Nach der Biostoffverordnung sind verschiedene Reinigungs- und Instandhaltungstätigkeiten in RLT- Anlagen von Komfortbereichen, wie zum Beispiel Büroräumen als nicht gezielte Tätigkeiten mit Mikroorganismen der Risikogruppe 2 zu bewerten. Abhängig vom jeweiligen mikrobiellen Verschmutzungsgrad der Anlagenaggregate und der Art der Tätigkeit sind im Rahmen der Gefährdungsbeurteilung für die jeweiligen auszuführenden Tätigkeiten in Arbeits- und Betriebsanweisungen sowie in Hygieneplänen entsprechende Verhaltens- und Schutzmaßnahmen festzuschreiben und zu beachten. Es besteht durch den Arbeitgeber die Pflicht zum Angebot der arbeitsmedizinischen Vorsorge für die Arbeitnehmer.
5. Schlussfolgerungen
5.1 RLT-Anlagen
Hygienische Probleme in RLT-Anlagen sind fast immer ursächlich auf vielfältige technische Mängel zurückzuführen. Es wurde festgestellt, dass nicht nur bei Altanlagen konstruktive Mängel hygienische Probleme verursachen, sondern dass auch neue Anlagen oft aufgrund schlechter Planung und Ausführung sowie aus Gründen der vermeintlichen Ersparnis an Kosten, Zeit oder Platz im Gebäude nicht dem Stand der Technik entsprechen. Hygienische Probleme sind von Anfang an vorprogrammiert und später nur mit zusätzlichem Kostenaufwand zu unterbinden. Die Abnahme und Übergabe von neuerrichteten Anlagen auch unter Berücksichtigung der VDI 6022 sind daher für einen späteren reibungslosen kostengünstigen technischen und hygienischen Betrieb unerlässlich.

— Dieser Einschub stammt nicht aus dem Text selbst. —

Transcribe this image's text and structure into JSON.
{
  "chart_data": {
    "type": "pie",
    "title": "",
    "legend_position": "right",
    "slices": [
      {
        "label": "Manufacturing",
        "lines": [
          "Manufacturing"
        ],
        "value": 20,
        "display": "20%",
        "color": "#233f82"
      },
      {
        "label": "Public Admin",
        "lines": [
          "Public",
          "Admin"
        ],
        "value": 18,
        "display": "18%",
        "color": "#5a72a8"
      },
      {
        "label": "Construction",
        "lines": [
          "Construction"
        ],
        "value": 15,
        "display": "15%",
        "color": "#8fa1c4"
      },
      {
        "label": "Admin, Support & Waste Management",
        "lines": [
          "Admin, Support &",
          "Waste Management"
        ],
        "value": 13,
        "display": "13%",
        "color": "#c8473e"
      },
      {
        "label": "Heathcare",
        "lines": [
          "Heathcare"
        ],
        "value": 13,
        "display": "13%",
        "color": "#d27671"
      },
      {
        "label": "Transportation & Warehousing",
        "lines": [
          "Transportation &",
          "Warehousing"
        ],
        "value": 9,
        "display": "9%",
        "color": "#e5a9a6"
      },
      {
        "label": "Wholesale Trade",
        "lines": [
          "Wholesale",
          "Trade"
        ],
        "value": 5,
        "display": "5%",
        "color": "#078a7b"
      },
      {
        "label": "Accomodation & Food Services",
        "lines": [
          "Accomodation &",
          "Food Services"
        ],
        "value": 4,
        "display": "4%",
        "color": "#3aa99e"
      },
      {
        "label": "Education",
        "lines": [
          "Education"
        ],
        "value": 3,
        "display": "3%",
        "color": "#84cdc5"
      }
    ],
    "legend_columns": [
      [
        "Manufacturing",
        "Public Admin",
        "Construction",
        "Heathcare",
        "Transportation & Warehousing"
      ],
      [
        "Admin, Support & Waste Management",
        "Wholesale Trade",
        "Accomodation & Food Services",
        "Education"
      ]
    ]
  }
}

Eine kontinuierliche, ausreichende Versorgung mit gesundheitlich zuträglicher Atemluft in Arbeits- und Aufenthaltsräumen, welche mit RLT-Anlagen ausgestattet sind, ist nur bei Umsetzung eines komplexen hygienischen und technischen Wartungs- und Instandhaltungskonzeptes möglich.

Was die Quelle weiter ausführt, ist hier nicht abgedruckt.